Co-founder & Editor Emerita Sandra Olivetti Martin: 

Bay Weekly and Betsy are a story intertwined. Once upon a time, Betsy was the new blood fledgling Bay Weekly needed to thrive. 

I lured in this sweet, shy, self-contained girl, with an internship. She’d mastered the craft of writing so skillfully and cleverly in my University of Maryland classes. She joined my family’s newspaper while she still held her day job day as a secretary at National Institutes of Health. Betsy, with a degree in art, skewed from writing to design, illustration and production. Soon, she was co-founder Alex Knoll’s right hand in making up the paper and a utility player for everything else Bay Weekly needed — including reluctantly posing to advertise my bright idea of New Bay Times nightshirts. 

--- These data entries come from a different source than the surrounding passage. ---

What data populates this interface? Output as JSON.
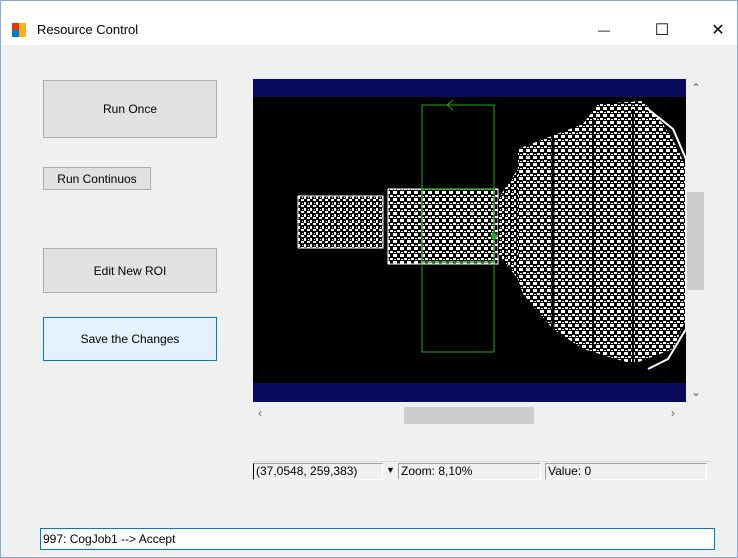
{
  "window": {
    "title": "Resource Control",
    "minimize_glyph": "—",
    "maximize_glyph": "☐",
    "close_glyph": "✕"
  },
  "buttons": {
    "run_once": "Run Once",
    "run_continuous": "Run Continuos",
    "edit_roi": "Edit New ROI",
    "save_changes": "Save the Changes"
  },
  "display": {
    "icon": "camera-image-display",
    "roi_color": "#1fa81f"
  },
  "status": {
    "coords": "(37,0548, 259,383)",
    "zoom": "Zoom: 8,10%",
    "value": "Value: 0"
  },
  "log": {
    "text": "997: CogJob1 --> Accept"
  }
}
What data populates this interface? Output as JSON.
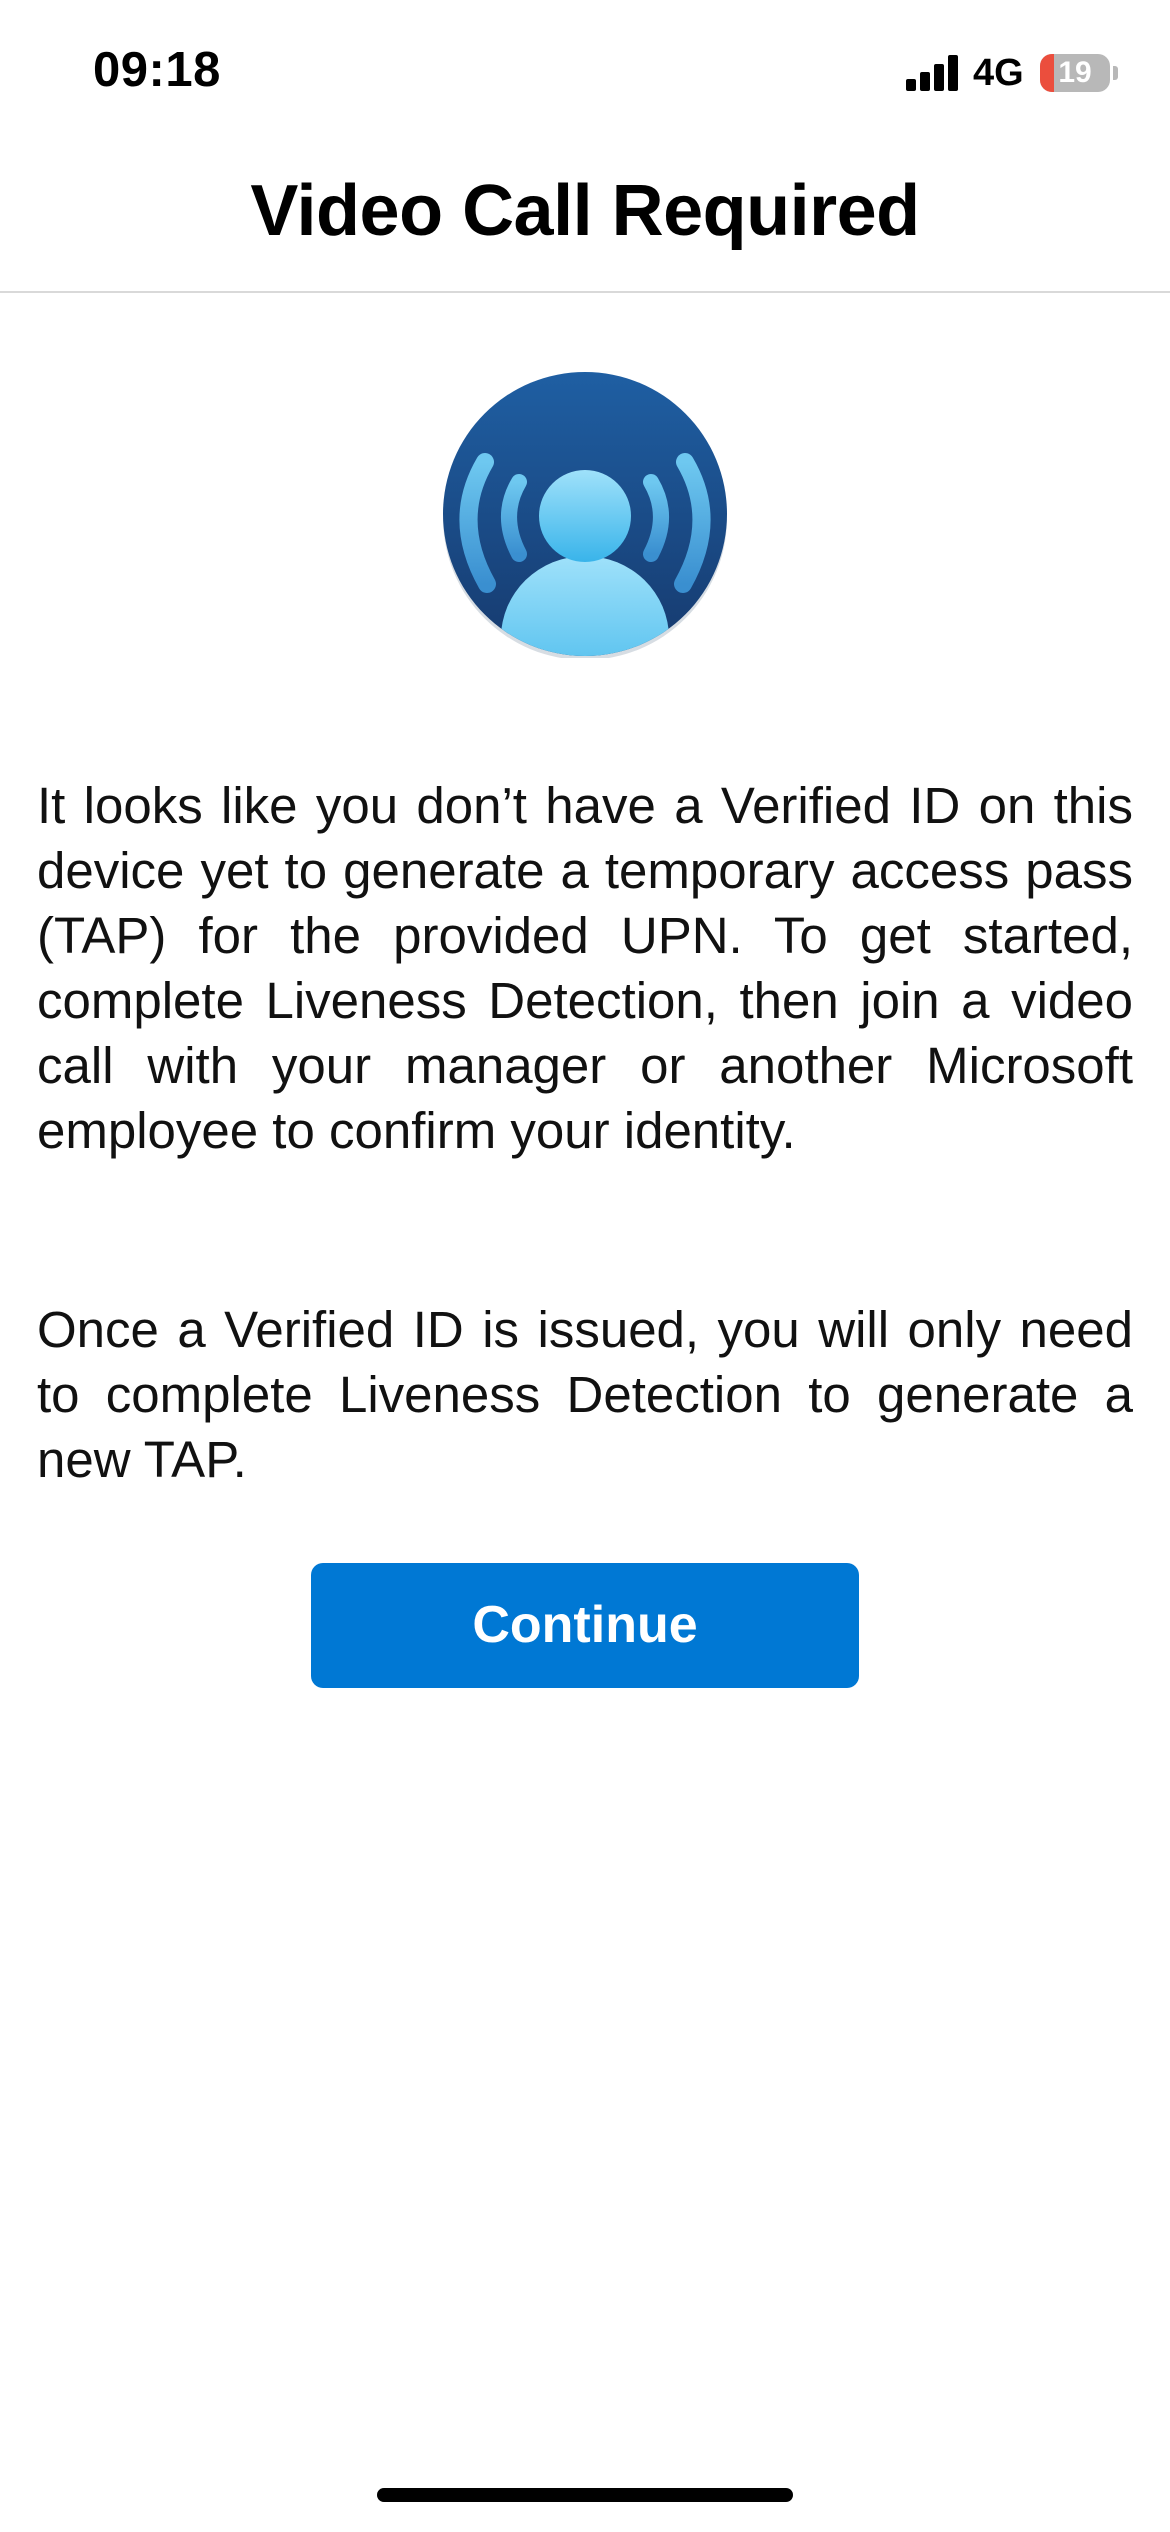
{
  "status_bar": {
    "time": "09:18",
    "network": "4G",
    "battery_level": "19",
    "battery_color": "#eb4e3d"
  },
  "header": {
    "title": "Video Call Required"
  },
  "logo": {
    "icon": "verified-id-person-broadcast-icon",
    "colors": [
      "#1c4f8f",
      "#3fa9e6",
      "#8fd8f7"
    ]
  },
  "body": {
    "paragraph1": "It looks like you don’t have a Verified ID on this device yet to generate a temporary access pass (TAP) for the provided UPN. To get started, complete Liveness Detection, then join a video call with your manager or another Microsoft employee to confirm your identity.",
    "paragraph2": "Once a Verified ID is issued, you will only need to complete Liveness Detection to generate a new TAP."
  },
  "actions": {
    "continue_label": "Continue",
    "accent_color": "#0078d4"
  }
}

What would we do without her — and all she brought us? 

Betsy eventually left her day job, and found a house right down the street in my own neighborhood. She could see Chesapeake Bay out her bedroom window. She met Mark Behuncik—now her husband—in that same neighborhood. Such good fortune in so small a neighborhood. 

By the time Betsy and Mark married, she was stuck in our exhilarating rut: Put out a paper one week and recreate it the next—for more than a thousand weeks. 

Year by year—a quarter century in all — it was Betsy, Alex and I. Thousands helped us along the way. But it was we three who birthed each new paper … nurtured, nursed and cursed itHow many times was it too demanding, too lean, too routine, too little rewarded—yet she returned the next day? 

Betsy knows all our stories. The one about the intern who’d never learned to change a flat tire (and how she saved him from being crushed by a file cabinet) and the one about the suitor who tried to woo her with a box of foundling ducklings. 

Now Betsy has new stories to write, illustrate and produce. With Mark. 

All of the Bay Weekly team—past and present—wish Betsy a relaxing future full of joy, with no more weekly upload deadlines.